In de vergadering van de generale synode op 17 en 18 november in Lunteren stonden Israël en het huwelijk op de agenda. Daarnaast sprak de synode over de opleidingseisen van de dienaren van het Woord. Moet iedere voorganger, predikant én pastor, straks een master voltooien?
Of volstaat voor een hbo-opgeleide pastor een niveau lager ook? De synode weet nog niet wat de juiste richting is. Om die te bepalen, komt er een extra vergadering in januari of februari.
PThU
In een notitie over de verhouding tussen de synode en de Protestantse Theologische Universiteit (PThU) benadrukt de raad van toezicht dat de PThU als een door de overheid bekostigde universiteit zelfstandig moet zijn. Tegelijk is zij als onderdeel van de kerk ook gebonden aan de kerkorde.
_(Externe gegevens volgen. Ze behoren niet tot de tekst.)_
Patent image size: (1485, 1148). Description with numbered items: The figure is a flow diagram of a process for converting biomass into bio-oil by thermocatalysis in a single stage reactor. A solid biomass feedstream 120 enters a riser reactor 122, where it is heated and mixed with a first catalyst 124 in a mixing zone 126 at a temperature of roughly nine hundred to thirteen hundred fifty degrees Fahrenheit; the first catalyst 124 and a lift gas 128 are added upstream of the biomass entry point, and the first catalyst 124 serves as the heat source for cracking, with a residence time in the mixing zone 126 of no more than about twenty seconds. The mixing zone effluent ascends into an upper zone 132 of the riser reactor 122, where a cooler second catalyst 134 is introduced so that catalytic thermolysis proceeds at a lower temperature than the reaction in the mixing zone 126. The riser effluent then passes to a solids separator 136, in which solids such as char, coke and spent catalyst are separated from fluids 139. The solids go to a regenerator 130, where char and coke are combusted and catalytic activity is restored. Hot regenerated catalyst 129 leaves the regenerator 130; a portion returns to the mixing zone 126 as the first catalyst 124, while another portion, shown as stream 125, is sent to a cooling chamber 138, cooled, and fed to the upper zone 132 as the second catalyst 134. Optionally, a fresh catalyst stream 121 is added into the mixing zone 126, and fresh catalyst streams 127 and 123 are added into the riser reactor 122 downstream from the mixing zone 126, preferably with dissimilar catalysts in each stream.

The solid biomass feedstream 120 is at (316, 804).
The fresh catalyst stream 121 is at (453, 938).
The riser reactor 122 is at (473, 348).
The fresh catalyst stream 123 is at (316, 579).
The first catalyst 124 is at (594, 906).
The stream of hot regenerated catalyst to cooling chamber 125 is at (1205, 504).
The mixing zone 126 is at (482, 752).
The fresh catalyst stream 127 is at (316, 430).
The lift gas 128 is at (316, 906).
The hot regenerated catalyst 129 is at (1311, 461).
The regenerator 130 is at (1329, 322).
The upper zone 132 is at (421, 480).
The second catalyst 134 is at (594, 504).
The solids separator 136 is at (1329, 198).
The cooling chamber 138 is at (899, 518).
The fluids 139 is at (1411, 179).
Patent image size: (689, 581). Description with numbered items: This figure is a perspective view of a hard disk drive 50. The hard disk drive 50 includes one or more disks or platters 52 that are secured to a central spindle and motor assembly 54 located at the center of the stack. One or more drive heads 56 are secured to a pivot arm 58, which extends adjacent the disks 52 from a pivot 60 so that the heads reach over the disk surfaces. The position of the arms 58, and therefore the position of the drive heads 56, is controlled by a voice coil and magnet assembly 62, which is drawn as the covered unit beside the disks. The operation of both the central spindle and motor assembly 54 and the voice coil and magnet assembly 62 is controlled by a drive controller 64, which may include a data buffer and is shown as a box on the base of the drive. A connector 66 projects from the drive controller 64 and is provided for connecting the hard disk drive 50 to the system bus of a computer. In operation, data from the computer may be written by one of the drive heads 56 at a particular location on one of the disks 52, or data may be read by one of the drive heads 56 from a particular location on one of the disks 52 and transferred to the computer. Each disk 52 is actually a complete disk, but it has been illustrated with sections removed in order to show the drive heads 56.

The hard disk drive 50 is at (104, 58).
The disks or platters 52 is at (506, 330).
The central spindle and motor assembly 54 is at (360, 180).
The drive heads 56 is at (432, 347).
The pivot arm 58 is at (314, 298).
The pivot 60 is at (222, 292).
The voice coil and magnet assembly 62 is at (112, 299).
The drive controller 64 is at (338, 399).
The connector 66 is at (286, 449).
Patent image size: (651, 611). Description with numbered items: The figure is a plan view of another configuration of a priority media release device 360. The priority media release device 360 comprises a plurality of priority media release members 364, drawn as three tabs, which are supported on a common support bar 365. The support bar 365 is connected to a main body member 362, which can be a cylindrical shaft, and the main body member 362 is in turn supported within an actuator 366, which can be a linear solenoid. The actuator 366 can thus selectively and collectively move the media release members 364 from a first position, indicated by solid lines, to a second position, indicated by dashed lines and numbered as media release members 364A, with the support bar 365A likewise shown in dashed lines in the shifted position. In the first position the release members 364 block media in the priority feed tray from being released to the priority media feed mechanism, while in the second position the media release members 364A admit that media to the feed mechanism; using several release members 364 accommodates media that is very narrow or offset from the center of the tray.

De notitie benadrukt dat de synode niet op de stoel van de raad van toezicht moet gaan zitten.
Tijdens de discussie blijkt dat slechts twee derde van de docenten en hoogleraren aan de PThU voldoen aan de kerkordelijke voorwaarde dat zij vier jaar predikant geweest zijn. Dat percentage staat onder druk door de hoge academische eisen en het zal in de toekomst waarschijnlijk alleen maar lastiger worden om wetenschappelijk gekwalificeerde kandidaten te vinden die ook predikant geweest zijn.
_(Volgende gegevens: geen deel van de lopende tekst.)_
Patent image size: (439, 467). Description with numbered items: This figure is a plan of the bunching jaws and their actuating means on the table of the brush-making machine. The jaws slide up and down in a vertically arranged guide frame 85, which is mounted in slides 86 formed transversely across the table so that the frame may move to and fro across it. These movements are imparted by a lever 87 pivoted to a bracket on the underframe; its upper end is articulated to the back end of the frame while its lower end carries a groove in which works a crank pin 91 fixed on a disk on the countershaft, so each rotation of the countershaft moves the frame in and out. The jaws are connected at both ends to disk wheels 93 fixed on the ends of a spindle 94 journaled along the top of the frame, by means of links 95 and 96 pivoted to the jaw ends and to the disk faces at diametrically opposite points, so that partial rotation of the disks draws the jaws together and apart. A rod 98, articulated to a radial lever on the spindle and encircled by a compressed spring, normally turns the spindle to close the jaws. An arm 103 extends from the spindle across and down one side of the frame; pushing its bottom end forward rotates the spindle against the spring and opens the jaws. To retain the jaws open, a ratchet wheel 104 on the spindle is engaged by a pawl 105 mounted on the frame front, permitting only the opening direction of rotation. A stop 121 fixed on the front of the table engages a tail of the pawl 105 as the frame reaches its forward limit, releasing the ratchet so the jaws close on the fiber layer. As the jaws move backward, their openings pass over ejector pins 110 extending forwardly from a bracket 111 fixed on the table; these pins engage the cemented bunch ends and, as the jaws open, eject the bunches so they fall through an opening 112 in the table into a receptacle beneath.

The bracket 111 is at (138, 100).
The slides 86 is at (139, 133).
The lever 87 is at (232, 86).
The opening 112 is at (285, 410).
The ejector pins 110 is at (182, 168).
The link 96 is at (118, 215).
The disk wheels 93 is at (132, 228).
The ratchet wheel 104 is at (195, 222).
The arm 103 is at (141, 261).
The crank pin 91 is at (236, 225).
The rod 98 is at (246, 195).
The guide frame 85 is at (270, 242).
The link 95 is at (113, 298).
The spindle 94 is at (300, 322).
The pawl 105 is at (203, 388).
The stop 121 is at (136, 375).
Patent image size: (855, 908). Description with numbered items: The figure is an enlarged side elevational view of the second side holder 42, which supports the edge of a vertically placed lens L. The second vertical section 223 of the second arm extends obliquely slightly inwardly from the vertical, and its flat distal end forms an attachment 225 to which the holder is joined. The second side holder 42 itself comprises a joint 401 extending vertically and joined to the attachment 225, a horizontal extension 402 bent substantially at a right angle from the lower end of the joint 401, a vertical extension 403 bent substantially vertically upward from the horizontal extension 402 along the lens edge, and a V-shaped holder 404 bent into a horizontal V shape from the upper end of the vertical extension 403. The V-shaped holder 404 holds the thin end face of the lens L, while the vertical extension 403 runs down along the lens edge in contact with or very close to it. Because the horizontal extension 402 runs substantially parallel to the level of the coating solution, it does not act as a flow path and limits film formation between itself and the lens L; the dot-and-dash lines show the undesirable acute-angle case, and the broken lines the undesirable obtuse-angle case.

Dat lijkt mij voor de Gereformeerde Bond een reden om te blijven investeren in jonge predikanten die willen promoveren, en in gepromoveerde predikanten die wetenschappelijke artikelen willen publiceren. Naar aanleiding van vragen over het tweejaarlijks verslag van de raad van toezicht erkent de voorzitter, mr. J.P.H. Donner, dat het roerige jaren geweest zijn en dat de kwaliteit van het onderwijs een punt van zorg is.
Lutherse traditie
Bij de bespreking van het project Duurzaam Luthers komt de opleiding van de predikanten opnieuw aan de orde. Bij de lutherse synode leeft de wens om de Lutherana een structurele plaats in de opleiding te geven, zodat alle studenten van de PThU ook toegerust zijn om een lutherse gemeente te dienen.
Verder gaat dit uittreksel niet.